- Born: February 16, 1944 Boston, Massachusetts, U.S.
- Died: January 10, 2023 (aged 78)
- Education: Harvard University (BA) Rockefeller University (PhD)
- Known for: Enzyme catalysis Antibiotic resistance Post-translational modification
- Spouse: Diana Chapman Walsh
- Children: Allison Kurian
- Awards: Eli Lilly Award in Biological Chemistry (1979) Arthur C. Cope Scholar Award (1998) Repligen Corporation Award in Chemistry of Biological Processes (1999) Alfred Bader Award in Bioinorganic or Bioorganic Chemistry (2003) Promega Biotechnology Research Award (2004) Welch Award in Chemistry (2010) Benjamin Franklin Medal (2014)
- Scientific career
- Fields: Biochemistry
- Institutions: Brandeis University Massachusetts Institute of Technology Harvard Medical School Dana Farber Cancer Institute
- Thesis: The Mechanism of Action of the Citrate Cleavage Enzyme (1970)
- Doctoral advisor: Leonard B. Spector
- Other academic advisors: E. O. Wilson Robert H. Abeles
- Doctoral students: Melissa J. Moore Paula J. Olsiewski
- Other notable students: Michael A. Marletta Elizabeth M. Nolan Ronald T. Raines Peter G. Schultz Gregory L. Verdine

= Christopher T. Walsh =

American biochemist (1944–2023)

Christopher T. Walsh (February 16, 1944 – January 10, 2023) was the Hamilton Kuhn professor of biological chemistry and pharmacology at Harvard Medical School. His research focused on enzymes and enzyme inhibition, and most recently focused on the problem of antibiotic resistance. He was elected to the National Academy of Sciences in 1989.

==Education==
He earned his A.B. degree in biology from Harvard University in 1965. As an undergraduate, he worked with E. O. Wilson and published a first-author paper in the journal Nature, where he and his colleagues described the composition of the fire ant trail substance. He went on to graduate school at Rockefeller University, where he earned his Ph.D. in life science in 1970.

==Career==
Walsh completed a postdoctoral fellowship with Robert Abeles at Brandeis University in 1972, and later that year joined the faculty at Massachusetts Institute of Technology as a professor of chemistry and biology. In 1987, he joined the faculty at Harvard Medical School to serve as the chair of the newly created Department of Biological Chemistry and Molecular Pharmacology. He served as the president and CEO of the Dana–Farber Cancer Institute from 1992 to 1995. Walsh authored more than 650 publications in scholarly journals and trained several graduate students and postdoctoral researchers.

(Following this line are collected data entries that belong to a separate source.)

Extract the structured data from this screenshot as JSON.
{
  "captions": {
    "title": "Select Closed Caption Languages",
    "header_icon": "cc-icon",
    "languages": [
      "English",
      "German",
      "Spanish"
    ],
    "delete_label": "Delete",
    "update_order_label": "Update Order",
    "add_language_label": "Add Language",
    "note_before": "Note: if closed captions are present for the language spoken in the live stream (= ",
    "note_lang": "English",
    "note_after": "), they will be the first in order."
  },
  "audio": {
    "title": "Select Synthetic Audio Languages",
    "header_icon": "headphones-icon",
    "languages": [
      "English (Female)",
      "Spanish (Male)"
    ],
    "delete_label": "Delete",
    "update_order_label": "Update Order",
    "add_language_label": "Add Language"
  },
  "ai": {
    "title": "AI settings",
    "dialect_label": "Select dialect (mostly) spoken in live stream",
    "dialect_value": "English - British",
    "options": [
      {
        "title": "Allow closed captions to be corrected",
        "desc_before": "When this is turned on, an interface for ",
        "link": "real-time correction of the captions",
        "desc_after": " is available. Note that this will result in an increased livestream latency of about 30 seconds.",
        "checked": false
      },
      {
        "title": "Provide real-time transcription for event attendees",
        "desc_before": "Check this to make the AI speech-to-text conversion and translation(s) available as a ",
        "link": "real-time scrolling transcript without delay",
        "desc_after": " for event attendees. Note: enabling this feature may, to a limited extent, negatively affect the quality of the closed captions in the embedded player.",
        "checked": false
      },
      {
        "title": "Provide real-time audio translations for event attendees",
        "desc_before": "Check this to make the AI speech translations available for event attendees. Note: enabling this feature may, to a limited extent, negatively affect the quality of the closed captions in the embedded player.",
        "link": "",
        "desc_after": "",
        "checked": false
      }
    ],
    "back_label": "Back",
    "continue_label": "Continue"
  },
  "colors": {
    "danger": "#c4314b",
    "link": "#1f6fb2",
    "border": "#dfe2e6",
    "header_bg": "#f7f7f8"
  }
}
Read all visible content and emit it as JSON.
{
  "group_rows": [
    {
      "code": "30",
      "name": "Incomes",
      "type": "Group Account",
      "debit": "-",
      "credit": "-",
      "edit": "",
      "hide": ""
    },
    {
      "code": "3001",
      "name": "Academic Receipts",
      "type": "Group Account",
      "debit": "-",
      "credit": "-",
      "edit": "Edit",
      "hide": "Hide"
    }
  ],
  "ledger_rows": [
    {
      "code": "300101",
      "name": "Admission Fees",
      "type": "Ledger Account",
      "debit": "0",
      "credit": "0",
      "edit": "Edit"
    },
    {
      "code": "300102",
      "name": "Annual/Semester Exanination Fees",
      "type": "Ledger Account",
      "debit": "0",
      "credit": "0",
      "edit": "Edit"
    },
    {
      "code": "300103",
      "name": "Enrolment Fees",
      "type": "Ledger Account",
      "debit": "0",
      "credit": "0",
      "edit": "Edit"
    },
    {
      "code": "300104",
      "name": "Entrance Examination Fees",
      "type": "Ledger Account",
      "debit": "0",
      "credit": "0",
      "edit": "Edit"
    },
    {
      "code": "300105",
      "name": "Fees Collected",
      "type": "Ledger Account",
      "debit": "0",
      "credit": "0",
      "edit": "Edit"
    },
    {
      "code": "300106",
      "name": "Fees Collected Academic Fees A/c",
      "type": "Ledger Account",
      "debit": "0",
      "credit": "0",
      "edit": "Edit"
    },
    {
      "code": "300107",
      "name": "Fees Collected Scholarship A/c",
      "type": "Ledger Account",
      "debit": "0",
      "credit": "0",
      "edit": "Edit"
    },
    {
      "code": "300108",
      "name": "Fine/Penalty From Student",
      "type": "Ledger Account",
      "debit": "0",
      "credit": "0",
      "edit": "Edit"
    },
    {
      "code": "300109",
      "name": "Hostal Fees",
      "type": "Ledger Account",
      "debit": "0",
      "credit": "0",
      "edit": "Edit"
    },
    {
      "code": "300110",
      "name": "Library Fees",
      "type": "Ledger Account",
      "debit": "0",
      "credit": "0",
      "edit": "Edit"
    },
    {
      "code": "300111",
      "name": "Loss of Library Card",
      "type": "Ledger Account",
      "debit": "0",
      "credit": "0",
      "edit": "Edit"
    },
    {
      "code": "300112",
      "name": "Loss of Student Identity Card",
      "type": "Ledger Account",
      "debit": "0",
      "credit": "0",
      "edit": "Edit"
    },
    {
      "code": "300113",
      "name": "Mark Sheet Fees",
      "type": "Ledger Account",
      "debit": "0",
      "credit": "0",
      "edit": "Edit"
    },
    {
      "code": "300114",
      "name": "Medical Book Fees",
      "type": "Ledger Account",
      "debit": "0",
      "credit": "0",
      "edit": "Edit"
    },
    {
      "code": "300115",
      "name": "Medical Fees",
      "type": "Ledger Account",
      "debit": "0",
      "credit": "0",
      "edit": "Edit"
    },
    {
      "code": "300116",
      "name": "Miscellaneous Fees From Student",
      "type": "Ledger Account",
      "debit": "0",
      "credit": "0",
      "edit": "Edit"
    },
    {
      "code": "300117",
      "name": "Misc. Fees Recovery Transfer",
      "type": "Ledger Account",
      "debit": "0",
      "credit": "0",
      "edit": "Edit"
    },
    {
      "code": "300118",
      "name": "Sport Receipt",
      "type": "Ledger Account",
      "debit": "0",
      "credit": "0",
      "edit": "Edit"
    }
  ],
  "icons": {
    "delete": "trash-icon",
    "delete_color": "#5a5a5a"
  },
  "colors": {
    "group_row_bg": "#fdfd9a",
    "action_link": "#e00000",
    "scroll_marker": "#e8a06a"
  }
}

Among his professional activities, Walsh was a member of the Board of Scientific Governors of The Scripps Research Institute, the American Philosophical Society, The National Academy of Sciences, Institute of Medicine, American Academy of Arts and Sciences, and the American Academy of Microbiology.

==Personal life==
Walsh was born in Boston and went to Roxbury Latin School. Walsh died following a fall on January 10, 2023, at the age of 78. He was married to Diana Chapman Walsh who was the president of Wellesley College from 1993 to 2007. They have one daughter, Allison Kurian, a professor of medicine and epidemiology at Stanford University.

==Notable publications==
===Books===
- Enzymatic Reaction Mechanisms (1978). Published by Freeman Inc (ISBN 978-0-7167-0070-8).
- Antibiotics: Actions, Origins, Resistance (2003), by Christopher Walsh. Published by ASM Press (ISBN 978-1-55581-254-6).
- Post-translation Modification of Proteins: Expanding Nature's Inventory (2006), by C.T. Walsh. Published by Roberts and Company (ISBN 0-9747077-3-2).